Captain Polaris paced back in forth on the darkened bridge of the CSS Free Will, quietly impatient, when a soft electronic beep from the master scanner grabbed everyone's attention. Allison's slim metal fingers quickly and efficiently flashed over her console keyboards, filling the screen with a close-up view of the Cluster's secret asteroid base. All the Underground robots looked on, as data windows popped onto the screen, showing reduced power outputs and diminished electromagnetic readings. With a confident smile, Allison slowly spun around in her seat and crossed her long, svelte leg housings.

"Drew did it – the asteroid's force field is down, Captain," she said, with a tight smile. Her eyes delivered the unspoken message: I told you so. "The Anywhere Cannon is now vulnerable."

"About time," grunted Polaris, as he quickly paced back to his command chair. "Missile room, this is the captain speaking. Finalize missile trajectory. Set warhead yield for 7.5 gigatons. Commence ten-second countdown sequence … now."

"Whoa!" shouted Greaser. "Like, the nanodroid dude is still inside that big hunk of rock! And you're just gonna totally wax him? Duuuude, that's cold! Can't we wait for him first?"

"He knows what the plan is," snarled Captain Polaris. "Besides, we've been floating around in hostile territory half an hour longer than intended, already. We're lucky we haven't been spotted by one of the Hornet interceptor patrols. If we don't shoot now, we may never get another chance."

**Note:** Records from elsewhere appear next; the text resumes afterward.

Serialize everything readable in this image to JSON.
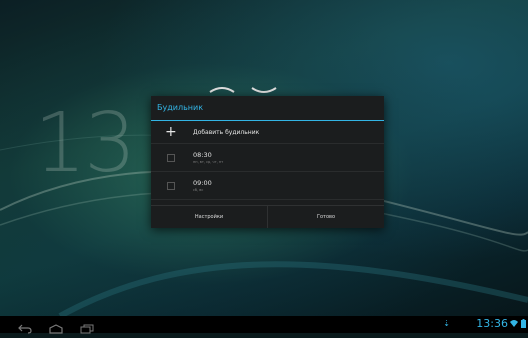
{
  "lockscreen": {
    "clock_partial": "13"
  },
  "dialog": {
    "title": "Будильник",
    "add_label": "Добавить будильник",
    "alarms": [
      {
        "time": "08:30",
        "days": "пн, вт, ср, чт, пт"
      },
      {
        "time": "09:00",
        "days": "сб, вс"
      }
    ],
    "settings_label": "Настройки",
    "done_label": "Готово"
  },
  "status_bar": {
    "time": "13:36",
    "accent_color": "#33b5e5"
  },
  "icons": {
    "back": "back-icon",
    "home": "home-icon",
    "recents": "recents-icon",
    "sync": "sync-icon",
    "wifi": "wifi-icon",
    "battery": "battery-icon"
  }
}
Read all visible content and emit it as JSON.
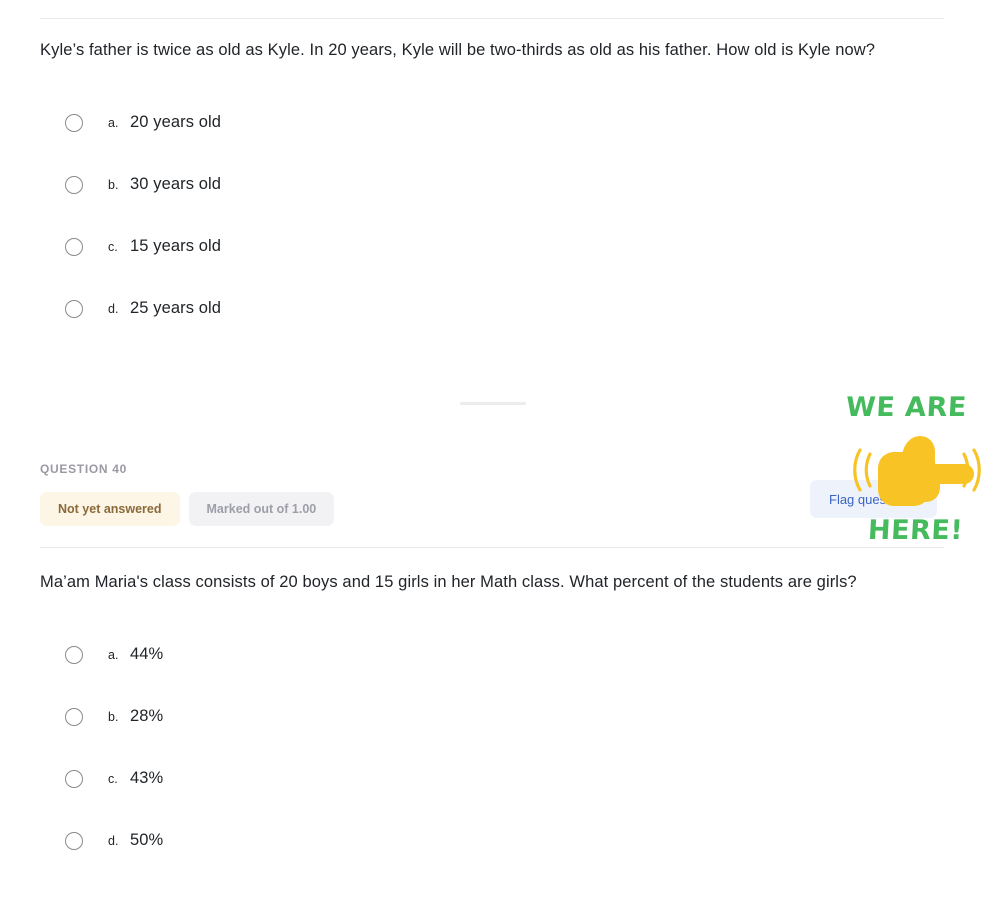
{
  "questions": [
    {
      "text": "Kyle’s father is twice as old as Kyle. In 20 years, Kyle will be two-thirds as old as his father. How old is Kyle now?",
      "options": [
        {
          "letter": "a.",
          "text": "20 years old"
        },
        {
          "letter": "b.",
          "text": "30 years old"
        },
        {
          "letter": "c.",
          "text": "15 years old"
        },
        {
          "letter": "d.",
          "text": "25 years old"
        }
      ]
    },
    {
      "number_label": "QUESTION 40",
      "status_badge": "Not yet answered",
      "mark_badge": "Marked out of 1.00",
      "flag_label": "Flag question",
      "text": "Ma’am Maria's class consists of 20 boys and 15 girls in her Math class. What percent of the students are girls?",
      "options": [
        {
          "letter": "a.",
          "text": "44%"
        },
        {
          "letter": "b.",
          "text": "28%"
        },
        {
          "letter": "c.",
          "text": "43%"
        },
        {
          "letter": "d.",
          "text": "50%"
        }
      ]
    }
  ],
  "annotation": {
    "line1": "WE ARE",
    "line2": "HERE!",
    "icon": "pointing-hand-right-icon",
    "text_color": "#46bb5e",
    "hand_color": "#f7c325"
  },
  "colors": {
    "status_badge_bg": "#fdf5e6",
    "status_badge_text": "#8a6a3a",
    "mark_badge_bg": "#f2f2f4",
    "mark_badge_text": "#9e9eaa",
    "flag_button_bg": "#eef2fa",
    "flag_button_text": "#3b63c7",
    "rule": "#e8e8ea"
  }
}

A few robots looked towards Allison, expecting her to challenge Polaris' decision, but she knew he was right. She couldn't play favorites when the fates of entire planets hung in the balance. With a tortured sigh, she closed her eyes, and gave Polaris a nod.

The captain slammed his metallic fist onto a large red button on his armrest …

And the entire hull of the Free Will shuddered with a deep, resonating vibration.

Long doors split apart on the bottom of the star cruiser and swung open, exposing a large launcher platform that swiveled out into space. Metal rings on the platform hummed with a sudden flood of electricity, spawning a powerful magnetic field that grabbed a long, sleek, smoke-colored dart, and hurled it into space with the force of a cannon shot. Silently, the stealth cruise missile glided into the cold, inky black, until it was five miles away from the ship. Then its on-board computer deployed a set of fins and thrusters, armed its warhead, and gave its fusion engine the command to fire. The powerful fusion rocket ignited with the ferocity of a stellar core, washing out the stars with its harsh yellow glare, but just as quickly as it had overwhelmed the senses, it was gone. The cruise missile shrunk into a tiny pinprick of light, traveling at fantastic speed, and curved around the gas giant planet, heading for the asteroid belt.

One certain asteroid, in particular.